Regions with significant populations
- Indonesia (South Papua)

Languages
- Wanggom, Indonesian

Related ethnic groups
- Kombai, Korowai, Wambon

= Wanggom people =

Papuan ethnic group

The Wanggom are a minor tribe who live in Boven Digoel, specifically in Firiwage, Kawagit, and the surrounding districts. Its tribal area is bordered by the Korowai and Tsakwambo in the north, Wambon and Mandobo in the east, and Kombai in the west and south. The Wanggom itself is considered a sub-tribe of the Kombai, speaking a dialect of their language called Wanggom, though it is sometimes classified as a different language.

==Etymology==
The name wanggom means 'my child', this relates to the origin of the tribe which considered itself to be the youngest and smallest to be created from mud and soil after the Kolufo (Korowai) and Wambon.

==Traditional houses==
The traditional houses of the Wanggom are separated into two categories; both are types of stilt houses. The first, called Anggulu, is built on top of a large tree after it was pruned to form the central pillar, forming a tree house.

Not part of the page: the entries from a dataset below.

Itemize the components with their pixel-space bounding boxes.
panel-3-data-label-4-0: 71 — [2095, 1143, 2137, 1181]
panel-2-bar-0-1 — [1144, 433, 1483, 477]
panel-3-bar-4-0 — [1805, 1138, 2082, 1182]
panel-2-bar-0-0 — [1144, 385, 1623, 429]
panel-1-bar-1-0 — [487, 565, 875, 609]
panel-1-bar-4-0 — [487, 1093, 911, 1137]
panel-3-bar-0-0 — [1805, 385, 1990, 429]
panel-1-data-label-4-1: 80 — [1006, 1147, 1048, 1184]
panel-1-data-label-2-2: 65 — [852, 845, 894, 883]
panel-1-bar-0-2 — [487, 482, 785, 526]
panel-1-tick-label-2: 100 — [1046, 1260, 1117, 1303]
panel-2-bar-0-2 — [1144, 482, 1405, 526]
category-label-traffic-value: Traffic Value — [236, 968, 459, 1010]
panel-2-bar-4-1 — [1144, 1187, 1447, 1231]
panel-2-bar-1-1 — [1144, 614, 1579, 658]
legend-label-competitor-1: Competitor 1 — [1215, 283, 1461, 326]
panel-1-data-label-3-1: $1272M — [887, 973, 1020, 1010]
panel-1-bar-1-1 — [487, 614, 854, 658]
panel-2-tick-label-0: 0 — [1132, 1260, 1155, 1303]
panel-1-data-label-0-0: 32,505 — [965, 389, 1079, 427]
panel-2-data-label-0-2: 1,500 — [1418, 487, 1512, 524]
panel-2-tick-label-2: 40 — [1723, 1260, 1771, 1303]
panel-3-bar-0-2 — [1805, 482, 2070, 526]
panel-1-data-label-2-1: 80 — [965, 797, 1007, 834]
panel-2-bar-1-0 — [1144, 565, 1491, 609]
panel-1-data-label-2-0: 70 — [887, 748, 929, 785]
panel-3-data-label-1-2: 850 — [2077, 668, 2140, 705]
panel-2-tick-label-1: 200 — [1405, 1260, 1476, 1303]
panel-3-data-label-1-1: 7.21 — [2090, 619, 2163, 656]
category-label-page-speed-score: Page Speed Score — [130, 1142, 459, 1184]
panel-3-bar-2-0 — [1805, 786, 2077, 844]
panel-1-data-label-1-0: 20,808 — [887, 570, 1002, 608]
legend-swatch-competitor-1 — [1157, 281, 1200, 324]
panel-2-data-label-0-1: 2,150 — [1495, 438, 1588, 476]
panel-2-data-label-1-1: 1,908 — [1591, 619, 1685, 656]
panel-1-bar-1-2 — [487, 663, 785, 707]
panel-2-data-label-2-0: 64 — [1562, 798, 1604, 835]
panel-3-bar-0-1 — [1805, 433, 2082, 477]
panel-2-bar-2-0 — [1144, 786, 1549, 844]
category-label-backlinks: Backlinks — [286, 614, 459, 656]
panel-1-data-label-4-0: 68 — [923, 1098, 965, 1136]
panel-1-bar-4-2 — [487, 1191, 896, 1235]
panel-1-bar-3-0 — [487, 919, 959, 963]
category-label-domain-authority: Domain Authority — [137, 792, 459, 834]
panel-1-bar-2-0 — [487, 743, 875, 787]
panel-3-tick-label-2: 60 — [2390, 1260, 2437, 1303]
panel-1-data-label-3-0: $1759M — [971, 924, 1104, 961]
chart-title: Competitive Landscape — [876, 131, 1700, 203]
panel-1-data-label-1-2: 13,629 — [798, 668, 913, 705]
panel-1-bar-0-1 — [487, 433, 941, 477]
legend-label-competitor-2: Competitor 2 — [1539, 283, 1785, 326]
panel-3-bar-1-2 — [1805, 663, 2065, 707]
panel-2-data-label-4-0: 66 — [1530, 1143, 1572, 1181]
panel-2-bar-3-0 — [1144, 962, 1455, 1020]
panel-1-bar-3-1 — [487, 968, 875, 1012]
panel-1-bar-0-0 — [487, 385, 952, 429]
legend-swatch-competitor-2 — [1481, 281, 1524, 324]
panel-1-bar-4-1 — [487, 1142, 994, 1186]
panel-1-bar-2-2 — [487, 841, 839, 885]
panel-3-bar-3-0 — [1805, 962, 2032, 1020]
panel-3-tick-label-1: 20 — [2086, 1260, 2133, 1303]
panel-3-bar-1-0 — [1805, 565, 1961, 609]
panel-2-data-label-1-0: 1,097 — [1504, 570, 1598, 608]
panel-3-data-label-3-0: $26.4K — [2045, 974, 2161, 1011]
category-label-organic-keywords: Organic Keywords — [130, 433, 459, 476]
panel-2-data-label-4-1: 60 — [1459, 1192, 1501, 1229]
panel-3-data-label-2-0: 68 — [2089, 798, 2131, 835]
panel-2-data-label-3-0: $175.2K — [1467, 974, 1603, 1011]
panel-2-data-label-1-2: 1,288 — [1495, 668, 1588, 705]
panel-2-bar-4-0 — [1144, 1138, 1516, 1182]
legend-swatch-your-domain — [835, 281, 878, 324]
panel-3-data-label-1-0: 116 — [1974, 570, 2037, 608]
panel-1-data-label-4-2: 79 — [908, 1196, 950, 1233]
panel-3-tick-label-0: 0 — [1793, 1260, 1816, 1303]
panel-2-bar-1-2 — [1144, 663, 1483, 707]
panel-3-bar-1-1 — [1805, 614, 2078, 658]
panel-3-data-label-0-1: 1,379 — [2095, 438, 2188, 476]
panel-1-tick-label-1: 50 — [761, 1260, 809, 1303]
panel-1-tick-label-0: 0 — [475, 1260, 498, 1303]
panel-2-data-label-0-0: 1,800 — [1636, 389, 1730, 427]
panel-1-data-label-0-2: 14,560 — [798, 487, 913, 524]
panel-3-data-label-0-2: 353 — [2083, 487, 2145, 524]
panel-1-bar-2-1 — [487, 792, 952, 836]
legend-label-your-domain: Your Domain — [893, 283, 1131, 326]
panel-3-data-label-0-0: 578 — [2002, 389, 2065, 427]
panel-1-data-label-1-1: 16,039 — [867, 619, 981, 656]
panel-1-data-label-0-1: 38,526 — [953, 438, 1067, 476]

The second is called Juro, which is built at a height more similar to a typical stilt house.

The beams and columns are made of agathis (ndalu), sundacarpus (ura), and bamboos (holu). They are lashed together using rattan (wangri) and tali mangkok or tali merah ('red rope') made from a certain plant, named such because after drying the rope's colour will turn red.